Mécanismes membranaires de la désensibilisation du récepteur β2-adrénergique.

Mécanismes membranaires de la désensibilisation du récepteur β2-adrénergique.

Ce récepteur, qui a fait l’objet d’études approfondies, est considéré comme un prototype dans la régulation de la transduction du signal couplée à l’activation de l’adénylyl cyclase. La fixation du ligand sur le récepteur β2-adrénergique provoque la synthèse de l’AMPc par l’adénylyl cyclase activée par la sous unité Gαs liée au GTP. Dans les instants qui suivent, la GRK2 est recrutée à la membrane plasmique, où elle fixe la sous-unité βγ et les phospholipides.

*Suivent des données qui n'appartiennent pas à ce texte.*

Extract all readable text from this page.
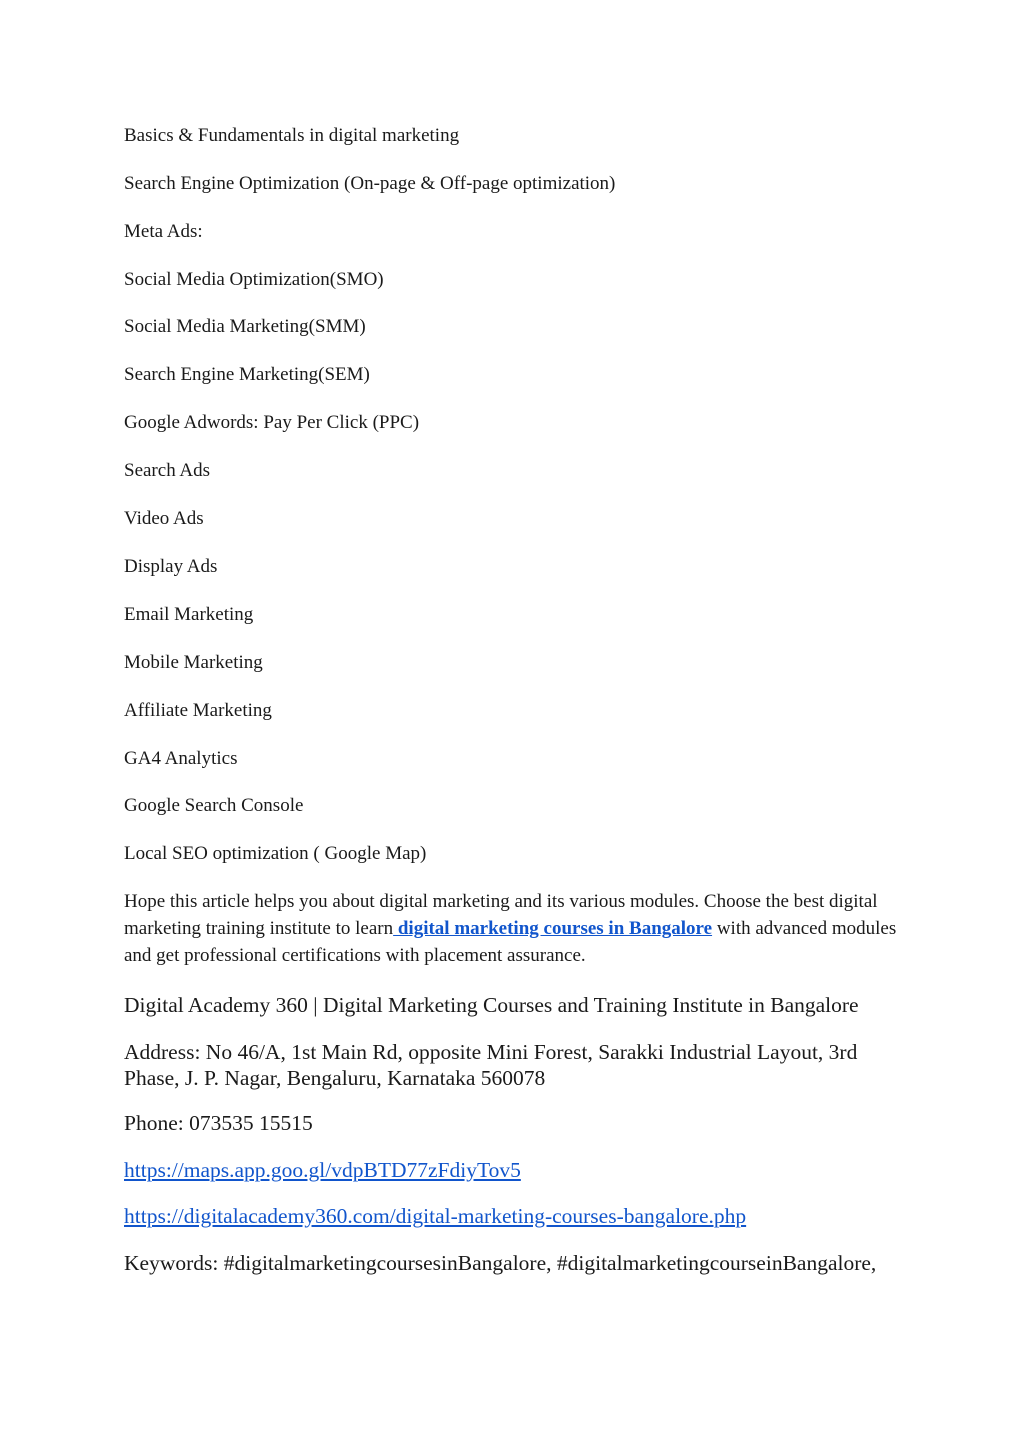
Basics & Fundamentals in digital marketing
Search Engine Optimization (On-page & Off-page optimization)
Meta Ads:
Social Media Optimization(SMO)
Social Media Marketing(SMM)
Search Engine Marketing(SEM)
Google Adwords: Pay Per Click (PPC)
Search Ads
Video Ads
Display Ads
Email Marketing
Mobile Marketing
Affiliate Marketing
GA4 Analytics
Google Search Console
Local SEO optimization ( Google Map)
Hope this article helps you about digital marketing and its various modules. Choose the best digital marketing training institute to learn digital marketing courses in Bangalore with advanced modules and get professional certifications with placement assurance.
Digital Academy 360 | Digital Marketing Courses and Training Institute in Bangalore
Address: No 46/A, 1st Main Rd, opposite Mini Forest, Sarakki Industrial Layout, 3rd Phase, J. P. Nagar, Bengaluru, Karnataka 560078
Phone: 073535 15515
https://maps.app.goo.gl/vdpBTD77zFdiyTov5
https://digitalacademy360.com/digital-marketing-courses-bangalore.php
Keywords: #digitalmarketingcoursesinBangalore, #digitalmarketingcourseinBangalore,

La localisation de la GRK2 lui permet de phosphoryler des résidus sérine et thréonine de la partie carboxyterminale du récepteur (étape 1). Le récepteur β2-adrénergique phosphorylé par la GRK2 a une affinité accrue pour la β-arrestine 2, qui accentue le processus de désensibilisation en empêchant le couplage d’une nouvelle protéine Gs. De plus, la liaison de la phosphodiestérase 4 (PDE4) à la β-arrestine 2 contribue à la transformation de l’AMPc en AMP, et limite ainsi une stimulation excessive de la cellule par le second messager (étape 2).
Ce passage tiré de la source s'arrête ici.